Зинуля закивал, повернув лицо в сторону. Говорить он не мог.
— Тем более, — продолжал рассуждать Молин, — что формула теперь у вас в голове, нет смысла опечатывать институт и конфисковывать оборудование… — Он помолчал, делая вид, что ведет внутреннюю борьбу. Зинуля дрожал всем телом, ломая на груди руки. — Сделаем так! Вы отдадите мне часть, скажем, пятьдесят тысяч кубов. Я внесу в отчет, что ваше сотрудничество носило добровольный характер, и об этой встрече вы навсегда забудете.

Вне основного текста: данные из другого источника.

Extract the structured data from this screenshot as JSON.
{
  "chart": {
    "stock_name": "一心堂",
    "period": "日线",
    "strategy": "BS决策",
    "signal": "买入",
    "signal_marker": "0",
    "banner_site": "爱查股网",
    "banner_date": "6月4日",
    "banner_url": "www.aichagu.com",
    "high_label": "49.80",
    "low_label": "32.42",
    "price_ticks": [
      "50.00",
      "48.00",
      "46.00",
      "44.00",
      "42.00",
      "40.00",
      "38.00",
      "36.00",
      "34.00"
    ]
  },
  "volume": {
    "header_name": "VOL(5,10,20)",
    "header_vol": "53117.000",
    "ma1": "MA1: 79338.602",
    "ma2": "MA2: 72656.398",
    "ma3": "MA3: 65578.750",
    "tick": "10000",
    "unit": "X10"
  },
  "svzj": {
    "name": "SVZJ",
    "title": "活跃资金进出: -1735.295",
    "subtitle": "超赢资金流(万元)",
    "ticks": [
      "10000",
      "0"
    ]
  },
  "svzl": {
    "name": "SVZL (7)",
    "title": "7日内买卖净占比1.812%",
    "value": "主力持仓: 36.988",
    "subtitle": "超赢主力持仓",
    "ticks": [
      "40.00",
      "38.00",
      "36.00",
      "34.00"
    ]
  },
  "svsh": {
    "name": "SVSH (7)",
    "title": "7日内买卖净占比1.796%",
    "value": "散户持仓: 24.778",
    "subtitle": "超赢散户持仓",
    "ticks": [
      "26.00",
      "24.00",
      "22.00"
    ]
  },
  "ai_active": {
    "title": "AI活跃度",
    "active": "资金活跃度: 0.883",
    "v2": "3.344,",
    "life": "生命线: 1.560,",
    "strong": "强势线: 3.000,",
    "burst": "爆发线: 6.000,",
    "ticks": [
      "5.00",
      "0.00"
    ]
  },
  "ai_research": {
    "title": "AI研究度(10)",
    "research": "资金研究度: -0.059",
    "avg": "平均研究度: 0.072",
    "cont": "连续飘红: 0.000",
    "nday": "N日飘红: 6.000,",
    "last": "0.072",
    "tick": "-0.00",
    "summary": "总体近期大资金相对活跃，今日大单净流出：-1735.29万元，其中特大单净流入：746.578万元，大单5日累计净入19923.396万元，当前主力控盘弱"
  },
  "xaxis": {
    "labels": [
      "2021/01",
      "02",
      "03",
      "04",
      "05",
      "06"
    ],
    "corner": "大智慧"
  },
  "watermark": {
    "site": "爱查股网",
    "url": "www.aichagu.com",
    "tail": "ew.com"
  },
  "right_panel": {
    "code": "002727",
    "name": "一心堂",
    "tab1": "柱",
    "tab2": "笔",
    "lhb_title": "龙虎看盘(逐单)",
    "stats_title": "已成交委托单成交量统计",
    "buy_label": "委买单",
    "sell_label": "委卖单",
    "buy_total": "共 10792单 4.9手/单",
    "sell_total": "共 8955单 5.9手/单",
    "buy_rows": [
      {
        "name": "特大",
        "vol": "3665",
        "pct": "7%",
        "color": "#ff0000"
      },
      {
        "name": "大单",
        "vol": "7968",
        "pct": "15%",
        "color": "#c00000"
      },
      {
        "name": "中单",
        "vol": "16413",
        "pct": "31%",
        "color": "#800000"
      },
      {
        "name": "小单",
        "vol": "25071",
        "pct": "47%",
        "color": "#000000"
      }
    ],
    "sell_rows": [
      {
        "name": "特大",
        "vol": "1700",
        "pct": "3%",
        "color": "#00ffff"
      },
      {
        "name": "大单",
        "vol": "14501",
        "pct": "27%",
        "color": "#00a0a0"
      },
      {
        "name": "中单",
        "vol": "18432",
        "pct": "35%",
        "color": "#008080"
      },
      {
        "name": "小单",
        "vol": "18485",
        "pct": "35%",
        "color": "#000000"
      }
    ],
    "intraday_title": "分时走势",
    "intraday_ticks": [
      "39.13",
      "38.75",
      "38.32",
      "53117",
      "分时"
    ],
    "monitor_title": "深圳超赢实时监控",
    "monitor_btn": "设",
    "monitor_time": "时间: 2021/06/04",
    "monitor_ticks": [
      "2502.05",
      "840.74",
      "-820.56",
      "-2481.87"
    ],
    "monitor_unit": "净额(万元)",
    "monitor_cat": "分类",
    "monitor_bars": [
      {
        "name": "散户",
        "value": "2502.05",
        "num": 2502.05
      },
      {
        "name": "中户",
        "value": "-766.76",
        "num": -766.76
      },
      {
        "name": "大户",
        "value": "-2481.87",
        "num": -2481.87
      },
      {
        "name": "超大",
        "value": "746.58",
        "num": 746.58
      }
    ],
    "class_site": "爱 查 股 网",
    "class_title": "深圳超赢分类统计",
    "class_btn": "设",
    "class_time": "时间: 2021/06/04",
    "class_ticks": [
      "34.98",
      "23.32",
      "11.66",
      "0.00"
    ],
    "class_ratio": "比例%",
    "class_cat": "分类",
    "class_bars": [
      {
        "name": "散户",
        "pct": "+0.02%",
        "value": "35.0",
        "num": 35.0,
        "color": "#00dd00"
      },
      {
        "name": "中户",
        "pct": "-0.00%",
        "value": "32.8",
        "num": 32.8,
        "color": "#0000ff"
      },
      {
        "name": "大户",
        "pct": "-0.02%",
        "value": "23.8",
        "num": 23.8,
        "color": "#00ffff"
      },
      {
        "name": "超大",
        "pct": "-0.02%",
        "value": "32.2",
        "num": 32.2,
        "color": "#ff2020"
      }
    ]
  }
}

— И буду у вас на вечном крючке?
— Зачем вы нам нужны? Разрабатывайте и дальше собственное изобретение. Наша забота, чтобы не уплывали государственные секреты.
— А что будет с папой?.. Я хотел сказать — с Игорем Григорьевичем?
— От меня он о нашем разговоре не узнает. Если вы сами пожелаете разрушить семью…
— Не пожелаю! Его… его посадят?
Молин пожал плечами, жестко взял химика под локоть.
— Пока мы будем в дороге, постарайтесь меня убедить, что открытие не имеет оборонного значения.
— Какое там оборонное! Чисто лекарственный…
— Вот мы и проверим. И лишь на основании проверки можно будет рассуждать о судьбе вашего тестя.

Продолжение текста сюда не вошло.